Wilson’s vision blurred, and he didn’t bother hiding it this time. “You think I want to die? You think I want this to be the end?” His voice broke, spilling over with years of hidden fears, of things he’d never allowed himself to say. “I wanted so many things. I wanted to be here, to help people, to… maybe even find some version of happiness. And now it’s all being ripped away from me, and I’m supposed to just… let it happen?” He laughed bitterly, the sound hollow and broken. “I’m supposed to watch myself disappear until there’s nothing left but some shell lying in a hospital bed?”
House stepped forward, his gaze locked on Wilson’s, as if he could pull him back through sheer will alone. “Then don’t disappear. Don’t let this thing take you without a fight. Fight it, even if it’s for me, for all the people you’ve helped. For all the times you gave other people hope when they had none. Don’t let it end like this.”
Wilson swallowed, his hands shaking as he fought to hold onto the last shreds of control. “But what if I can’t? What if I lose?”
House’s voice softened, filled with an ache that struck Wilson to his core. “Then I’ll be there. Every step of the way, however long it lasts. And when… if it does end, you won’t be alone. I’ll stay until the very end, if that’s what you want.”
Wilson’s hands clenched, knuckles white. “You keep telling me to live like it means something. But to what end, House? I’m tired of trying to find some purpose in all of this.”
House’s voice was quiet but relentless. “Then stop looking for a grand reason. Just keep going. Keep going for the small things.” He met Wilson’s gaze, the steel in his expression softened by something unspoken, something almost pleading. “You think you’re only worth something if you’re perfect? Then screw that. I’m here, Wilson, and I’m not letting you leave. So jump, and I’ll follow. But I’m telling you—you’re worth more than this.”
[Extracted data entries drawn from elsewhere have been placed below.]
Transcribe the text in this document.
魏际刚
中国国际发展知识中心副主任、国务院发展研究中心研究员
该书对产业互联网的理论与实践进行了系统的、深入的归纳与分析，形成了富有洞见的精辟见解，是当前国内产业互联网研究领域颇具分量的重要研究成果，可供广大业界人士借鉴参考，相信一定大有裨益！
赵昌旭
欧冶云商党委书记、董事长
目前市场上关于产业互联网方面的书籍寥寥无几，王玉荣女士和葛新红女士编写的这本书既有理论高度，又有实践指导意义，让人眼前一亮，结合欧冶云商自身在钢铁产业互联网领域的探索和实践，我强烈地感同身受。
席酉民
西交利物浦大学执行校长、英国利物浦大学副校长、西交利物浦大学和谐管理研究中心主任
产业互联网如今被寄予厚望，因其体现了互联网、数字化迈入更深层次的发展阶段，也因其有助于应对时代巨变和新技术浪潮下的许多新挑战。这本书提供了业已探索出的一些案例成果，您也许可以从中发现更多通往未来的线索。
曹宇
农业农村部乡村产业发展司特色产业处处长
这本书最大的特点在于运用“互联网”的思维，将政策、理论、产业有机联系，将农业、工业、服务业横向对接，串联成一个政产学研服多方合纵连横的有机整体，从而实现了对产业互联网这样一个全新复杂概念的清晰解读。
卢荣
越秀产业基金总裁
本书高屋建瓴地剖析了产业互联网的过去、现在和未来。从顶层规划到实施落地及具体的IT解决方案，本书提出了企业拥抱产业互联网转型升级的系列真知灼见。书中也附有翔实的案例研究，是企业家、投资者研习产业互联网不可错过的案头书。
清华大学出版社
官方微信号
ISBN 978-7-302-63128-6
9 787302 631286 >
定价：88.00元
Wilson closed his eyes, feeling the full weight of those words, of the unbreakable loyalty House had finally laid bare. The pain, the fear, the unbearable loneliness—House was offering to share all of it, without hesitation. Even if it tore him apart.
“I don’t know if I’m strong enough,” Wilson whispered, his voice a fragile, broken thing.
House reached out, his hand resting on Wilson’s shoulder, grounding him, steadying him in a way he hadn’t realized he needed. “Then let me be strong enough for the both of us.”
House’s voice dropped to a near whisper, each word cutting through Wilson’s despair like a lifeline. “I’m talking to you, Wilson. Right here, right now. If you can’t believe in anything else… then believe me. Believe that I’m not letting you do this. You’re worth more than whatever hell you’re going through. You are worth every damn bit of pain I’ll go through just to keep you here.”
And in that moment, with House’s hand holding him back from the edge, Wilson felt something he hadn’t felt in so long he’d almost forgotten it: a spark, faint, but real. A reason, maybe not to live, but not to die. Not yet.